Push-ups, Pyramids, and You


The Great Pyramid of Giza was built around 2500 BC. Its individual stone blocks weigh up to 50 tons, and its base contains roughly 2,300,000 blocks, measuring 592,000 square feet. This combined with its height, 481 feet, would be enough to earn the pyramid a spot on the Seventh Wonders of the World, but it's even more impressive at second glance.

The ancient Egyptians installed the pyramid's cornerstones in a special ball and socket configuration, allowing it to flex slightly in case of an earthquake. Indeed, the structure survived just such a quake in the 14th century, although the tremors loosened its smooth outer covering, which is mostly no longer with us. (Some believe the local population took advantage of the freed stones, carting them away for a variety of purposes. Who wouldn't want a pyramid souvenir?)

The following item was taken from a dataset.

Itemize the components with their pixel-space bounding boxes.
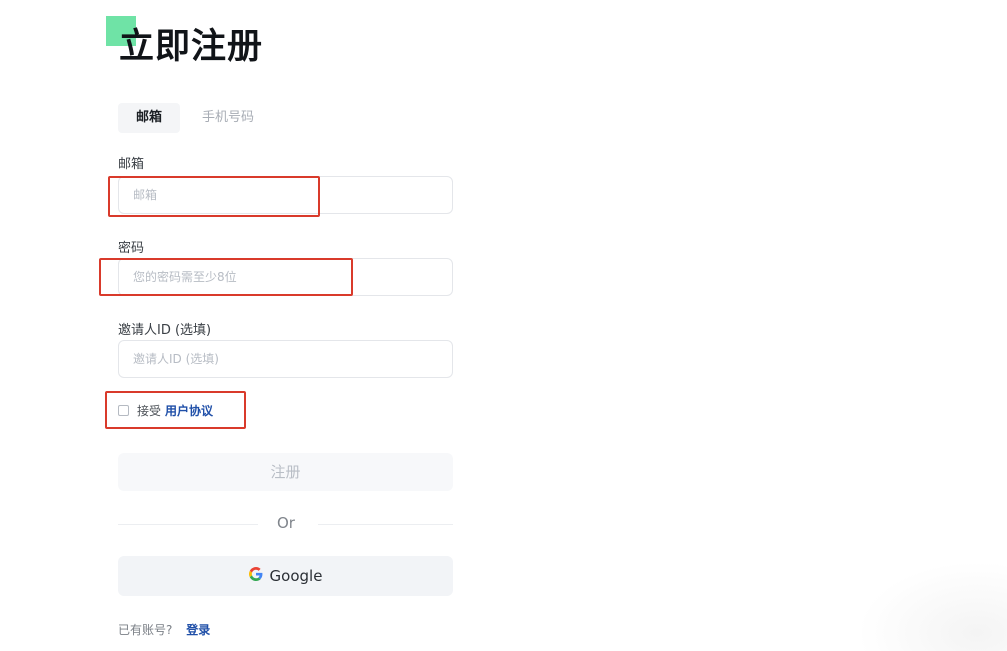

When that limestone facade was intact and polished to a full shine, it would have been so bright that some have theorized it would be visible as a twinkly dot from the moon. Scholars believe it took over 20 years to build, and an army of workers that totaled somewhere between 14,000 to 300,000, depending who you want to believe.

The pyramid was built so that each side aligns with one of the four cardinal directions, with such precision that it's only 3/60th of a degree off. Even with modern equipment, this is a remarkable feat.

And perhaps the most remarkable feat of all: 4500 years later, it's still here.

And now for another kind of pyramid, one designed to build your core muscles and help out your brain. I'm talking about—drum roll, please—a push-up pyramid. It may not be as exciting as the one at Giza, but it's far more accessible for most of us, and it can have quite an impact.

You might be surprised to hear this, but strength training is one of the most beneficial exercises you can do for your brain, according to John J. Ratey, psychiatrist and author of Spark: The Revolutionary New Science of Exercise and the Brain. Developing your muscles can increase your cognitive skills and reduce your chances of dementia.

A push-up pyramid works like this: do one push-up and then sit back on your heels and rest for three seconds. Then do two and sit back on your heels for another three seconds. Add a third push-up next time, and rest in the same way. Continue this pattern all the way up to ten push-ups, and then all the way back down. If you counted correctly, you've knocked off a total of 100 push-ups.

If you aren't much of a weightlifter, this may sound like a Giza-sized goal. The thought is not to start out with an entire pyramid, but to simply do as many as you can, and then take a day's break. The priority is to use good form and take your time. As you get stronger, you can work your way up to that 100.

If even one push-up eludes you, start off by doing push-ups off your knees instead of your toes.

It's a slow process. Nobody would ever say pyramids were easy—least of all those workers at Giza, operating without such flashy modern technology as the wheel. Still, history shows they were successful.

When working on your own push-up pyramid, here are five building tips we can take from the ancient engineers of Egypt.

1. Build with a clear goal.
2. Build up your base first.
3. Build slowly and incrementally.
4. Build with an eye towards perfection.
5. Build with the future in mind.

So tomorrow morning, you might consider dragging yourself out of bed and getting to work. And the good news is, in this case, it only takes an army of one.